L.A. housing advocates say the city desperately needs a new law, proposed by Santa Monica–area Assemblyman Richard Bloom, that would strengthen rent control statewide by expanding the pool of housing eligible for it. The law would allow cities to restrict rent increases for single-family homes as well as for apartment units built after 1995 (Los Angeles' cutoff is 1978), neither of which is allowed today.
AB 1506 also would allow cities to limit rent increases even after a unit has turned over and a new tenant has started a new lease. Under current law, landlords can reset those units to market rates. The legislation would do all this by overturning the Costa-Hawkins Rental Housing Act, which put those limits on rent control in place in 1995.
“It gives the city options in addressing the severe housing crisis,” says Larry Gross, executive director of the tenants rights group Coalition for Economic Survival. “One of the reasons this has become the least affordable city in the nation — even though we have rent control — is because when those units become vacant, they go up to market-rate rents.”
L.A.'s rent-stabilization program applies to 631,000 apartments units, all built before October 1978; it limits annual rent increases to 3 percent. Costa-Hawkins, Gross says, “undermines rent control.”
His coalition also argues that current law gives landlords incentive to try to push long-term renters out of their homes by any means necessary, including using small-time lease violations as a trigger. “The Costa-Hawkins Act puts a bull's-eye on the back of every long-term, low-rent tenant in every rent-control jurisdiction in the state,” according to a statement from the nonprofit. “That's because landlords know if they can get those tenants to move, either by legal or illegal means, they can jack up rents without limits.”
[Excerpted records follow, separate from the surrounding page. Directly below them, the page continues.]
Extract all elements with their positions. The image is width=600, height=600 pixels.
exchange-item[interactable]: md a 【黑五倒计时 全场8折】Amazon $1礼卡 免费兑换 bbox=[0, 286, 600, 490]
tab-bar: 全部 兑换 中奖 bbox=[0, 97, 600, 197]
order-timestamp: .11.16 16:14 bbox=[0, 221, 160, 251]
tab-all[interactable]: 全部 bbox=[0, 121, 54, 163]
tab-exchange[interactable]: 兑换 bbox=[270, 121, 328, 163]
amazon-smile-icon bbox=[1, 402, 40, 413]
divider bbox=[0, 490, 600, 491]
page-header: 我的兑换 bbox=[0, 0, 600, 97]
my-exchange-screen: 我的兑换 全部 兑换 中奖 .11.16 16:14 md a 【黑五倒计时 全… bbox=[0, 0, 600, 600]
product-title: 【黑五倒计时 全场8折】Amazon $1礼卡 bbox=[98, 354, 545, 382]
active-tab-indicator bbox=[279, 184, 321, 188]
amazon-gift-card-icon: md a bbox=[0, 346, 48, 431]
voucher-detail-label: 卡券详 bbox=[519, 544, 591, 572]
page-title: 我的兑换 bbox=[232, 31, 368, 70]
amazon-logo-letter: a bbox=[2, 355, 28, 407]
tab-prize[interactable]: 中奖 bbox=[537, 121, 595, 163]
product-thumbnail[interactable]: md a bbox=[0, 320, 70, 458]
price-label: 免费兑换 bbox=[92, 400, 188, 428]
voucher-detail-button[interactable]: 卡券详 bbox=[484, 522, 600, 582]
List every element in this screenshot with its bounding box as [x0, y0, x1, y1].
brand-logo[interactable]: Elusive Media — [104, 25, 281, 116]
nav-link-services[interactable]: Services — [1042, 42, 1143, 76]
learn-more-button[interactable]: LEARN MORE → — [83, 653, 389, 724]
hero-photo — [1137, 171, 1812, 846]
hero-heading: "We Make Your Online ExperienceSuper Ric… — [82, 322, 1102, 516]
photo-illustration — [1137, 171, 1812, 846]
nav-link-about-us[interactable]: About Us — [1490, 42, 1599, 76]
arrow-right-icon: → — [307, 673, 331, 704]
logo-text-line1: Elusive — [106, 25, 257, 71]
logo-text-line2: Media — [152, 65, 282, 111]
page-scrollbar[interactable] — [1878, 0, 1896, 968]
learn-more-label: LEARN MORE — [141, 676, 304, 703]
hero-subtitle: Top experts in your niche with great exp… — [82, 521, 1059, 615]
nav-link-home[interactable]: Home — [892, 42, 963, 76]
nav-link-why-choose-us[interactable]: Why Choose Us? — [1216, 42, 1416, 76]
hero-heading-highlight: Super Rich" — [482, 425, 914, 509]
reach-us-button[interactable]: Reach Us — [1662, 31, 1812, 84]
The Apartment Association of Greater Los Angeles (AAGLA), a group of landlords that employs lobbyists in Sacramento, is dead set against AB 1506 and calls the bill “fatal to our members and our industry.” Frederick Sutton, the organization's director of government affairs, says there is no room for compromise. “We're opposed to this bill in any shape or form,” he says.
He argues that rent control in L.A. has helped to produce the city's housing crisis by discouraging new development; prospective landlords don't want to invest in housing unless they can see maximum returns. Overturning Costa-Hawkins, Sutton says, would discourage developers even more.
“This is probably the most devastating bill on multifamily housing to come out in 20 years,” Sutton says. “It will lead to a lower number of new rental units.”
By some estimates, Los Angeles needs more than 300,000 new units to keep up with today's demand. The city's low vacancy rate and high demand contribute to skyrocketing rents and even homelessness. The AAGLA argues that unfettered rent control would only make this worse.
In making this argument, the organization is claiming that the ability to construct new units that charge market-rate rents ($2,700 is today's median for a two-bedroom) and are eligible for up to 3 percent annual increases isn't enough of an incentive to build. Sutton also argues that less restrictive rent control encourages unit hoarding — folks who stay put because their rates are so affordable.
“Rent control sounds good, but it's counterproductive,” he says.
Gross begs to differ: “The landlords are going crazy over this. All it does is free the hands of local government to decide if they want to expand rent control and how.”